Can anyone authenticate this watch for me?? Yay or nay it??

Was bought during my fallow years, on one wage and not really having a clue about this site and when the world thought eBay was a half honest place!!

It's in my charge, I have been Googling away and found an old thread with the same watch in blue (SND255P1)?? and was wondering if this thing I have here is authentic, or for the bin?

Here's a couple of pics. As per, I am no David Bailey....





































I appreciate the crown is not signed on it... was just wondering.

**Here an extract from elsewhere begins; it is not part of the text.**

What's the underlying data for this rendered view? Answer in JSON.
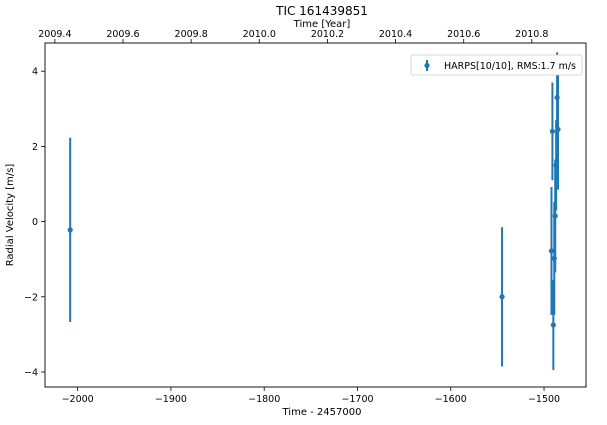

Cheers to all you Seiko nuts out there. 

Greg.

P.S. If it's a keeper, any info on it would be nice. If not, advice on how hard to launch in into the dustbin.


----------



## gregory (Feb 13, 2009)

Plus...

If it's a fake, God help us, you can set it and synchronise the seconds on it and leave it for 8 months and it's not even out!!!


----------



## gregory (Feb 13, 2009)

Here's the similar watch thread on here by our fellow poster William Wilson...

Same design but in blue...

http://www.thewatchforum.co.uk/index.php?s...amp;hl=SND255P1

Greg.

It appears to be called the SND253.

Just wondered if my version is kosher??


----------



## Thian (Nov 23, 2008)

gregory said:


> Hi there...
> 
> Can anyone authenticate this watch for me?? Yay or nay it??
> 
> ...


I think it is legitimate and a keeper with the 7T92 caliber. Yours looks in quite good shape, so KEEP IT!


----------



## thunderbolt (May 19, 2007)

It's real. Here's a pic of mine on a leather strap. I've had it about 5 years and it's still running on the original battery. Time keeping is excellent.









Edit :- forgot the :taz: pic.

:lol:


----------



## gregory (Feb 13, 2009)

^^^^^

Cheers guys!!

It's been in 'bedside drawer number two' (don't ask ), with the Russian watch categorised as 'I Can't Believe It's Not Fake' , now it will proudly sit alongside the rest of what I have.

I just assumed that they were perhaps good copies, but it kinda feels like I have inherited two new arrivals today having these mentioned as genuine.

Happy days!! 

Just gotta go loft climbing now for that green KGB Soviet watch too.

Thanks to all. 

thunderbolt, I put this away with the time set exactly and kinda left it due to the bad reputation of eBay, whenever I take it out and check the time, even months down the line, it's almost bang on (within ten seconds) all the way.

It just felt too good to be a snide, I love this forum, it's diversity, and people who know every different genre like the back of their hand!!

Thanks to the site and :rltb:, and all who sail on the ship!!


----------